La Kabylie du rebelle kabyle Matoub LOUNES
ACCUEIL | KABYLIE | CULTURE | MUSIQUE | PHOTOS | FORUM
Actualité
Culture
Femmes
Etudiants

Anniversaire de la mort de Slimane Azem

 
“L’Algérie mon beau pays, je t’aimerai jusqu’à la mort, Loin de toi, moi je vieillis, rien n’empêche que je t’adore !” Cette complainte de feu Slimane Azem reste incontestablement l’ode la plus patriotique de toute la poésie engagée.
dimanche 29 janvier 2006.

Il y a aujourd’hui exactement 23 ans, jour pour jour, que le chantre de la chanson kabyle succombait à une longue maladie à l’âge de 65 ans.
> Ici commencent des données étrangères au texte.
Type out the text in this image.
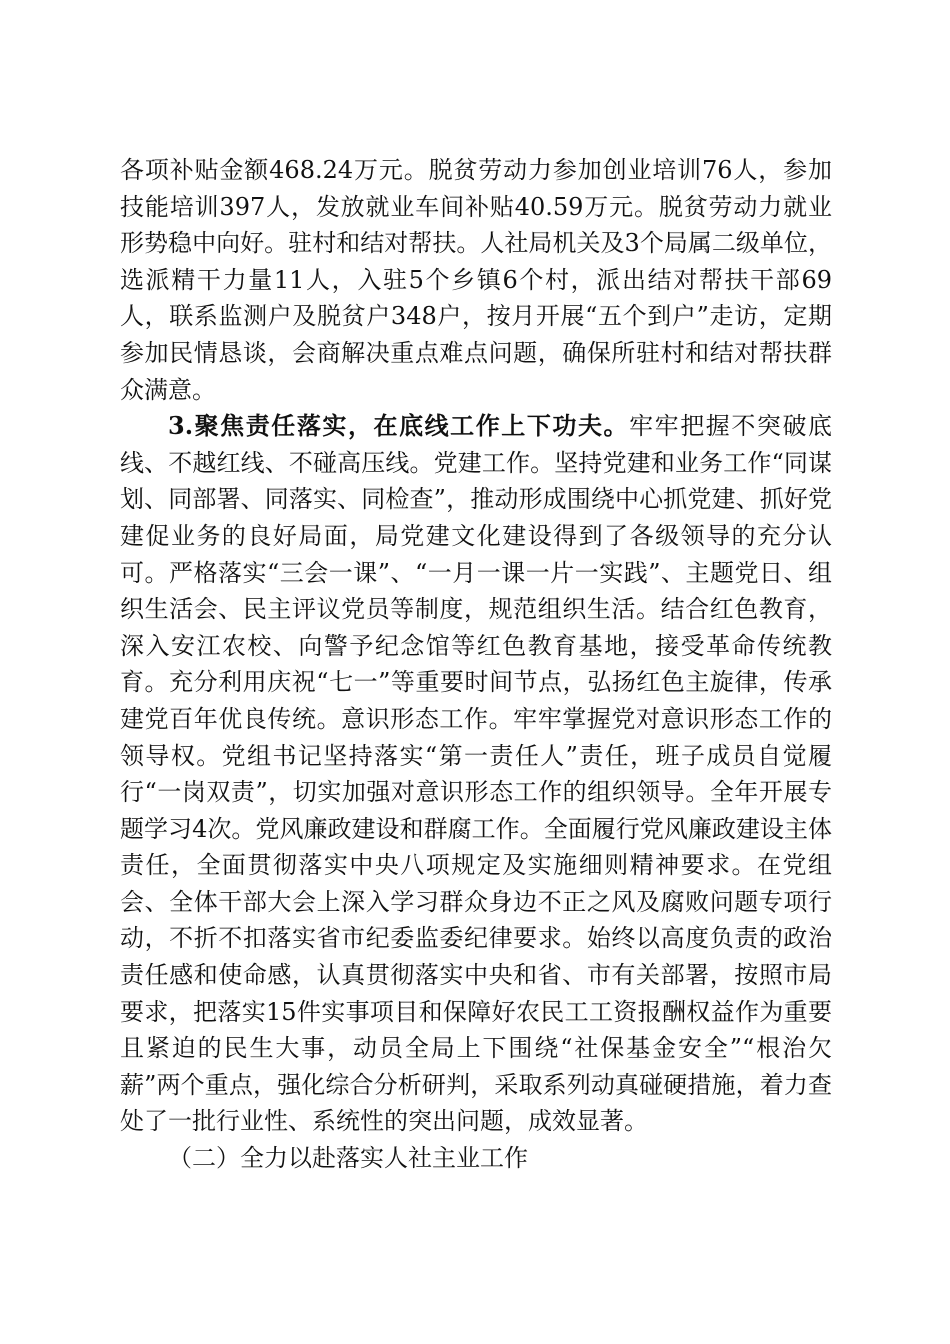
各项补贴金额468.24万元。脱贫劳动力参加创业培训76人，参加技能培训397人，发放就业车间补贴40.59万元。脱贫劳动力就业形势稳中向好。驻村和结对帮扶。人社局机关及3个局属二级单位，选派精干力量11人，入驻5个乡镇6个村，派出结对帮扶干部69人，联系监测户及脱贫户348户，按月开展“五个到户”走访，定期参加民情恳谈，会商解决重点难点问题，确保所驻村和结对帮扶群众满意。

3.聚焦责任落实，在底线工作上下功夫。牢牢把握不突破底线、不越红线、不碰高压线。党建工作。坚持党建和业务工作“同谋划、同部署、同落实、同检查”，推动形成围绕中心抓党建、抓好党建促业务的良好局面，局党建文化建设得到了各级领导的充分认可。严格落实“三会一课”、“一月一课一片一实践”、主题党日、组织生活会、民主评议党员等制度，规范组织生活。结合红色教育，深入安江农校、向警予纪念馆等红色教育基地，接受革命传统教育。充分利用庆祝“七一”等重要时间节点，弘扬红色主旋律，传承建党百年优良传统。意识形态工作。牢牢掌握党对意识形态工作的领导权。党组书记坚持落实“第一责任人”责任，班子成员自觉履行“一岗双责”，切实加强对意识形态工作的组织领导。全年开展专题学习4次。党风廉政建设和群腐工作。全面履行党风廉政建设主体责任，全面贯彻落实中央八项规定及实施细则精神要求。在党组会、全体干部大会上深入学习群众身边不正之风及腐败问题专项行动，不折不扣落实省市纪委监委纪律要求。始终以高度负责的政治责任感和使命感，认真贯彻落实中央和省、市有关部署，按照市局要求，把落实15件实事项目和保障好农民工工资报酬权益作为重要且紧迫的民生大事，动员全局上下围绕“社保基金安全”“根治欠薪”两个重点，强化综合分析研判，采取系列动真碰硬措施，着力查处了一批行业性、系统性的突出问题，成效显著。

（二）全力以赴落实人社主业工作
Issu d’une famille paysanne, Slimane Lamara, comme aimaient à l’appeler les proches, n’a jamais pu cacher sa passion pour la poésie et le chant dans sa petite enfance. Bien au contraire, avant même ses dix ans, on racontait qu’il avait réussi à confectionner sa propre guitare de fortune.

Très vite, le chant et la poésie donc se sont développés chez lui en s’exerçant d’abord sur les célèbres poèmes de Si Mohand U M’hand. Il est méritoire de rappeler que la mère de Slimane Azem, Yamina El Hadj, était également une poétesse. En somme, c’est beaucoup plus de sa mère, dit-on, qui a été sa muse. Son père Lamara était d’abord ouvrier puis boulanger avant de s’exiler dans l’Hexagone en compagnie de sa femme, en 1962. Une année après, le père du chanteur succomba à une maladie et sa mère ne revint au pays qu’en 1981. Na Yamina mourut deux ans plus tard. Elle n’avait pas pu survivre à la mort de son enfant, Slimane, qui était décédé neuf mois plus tôt.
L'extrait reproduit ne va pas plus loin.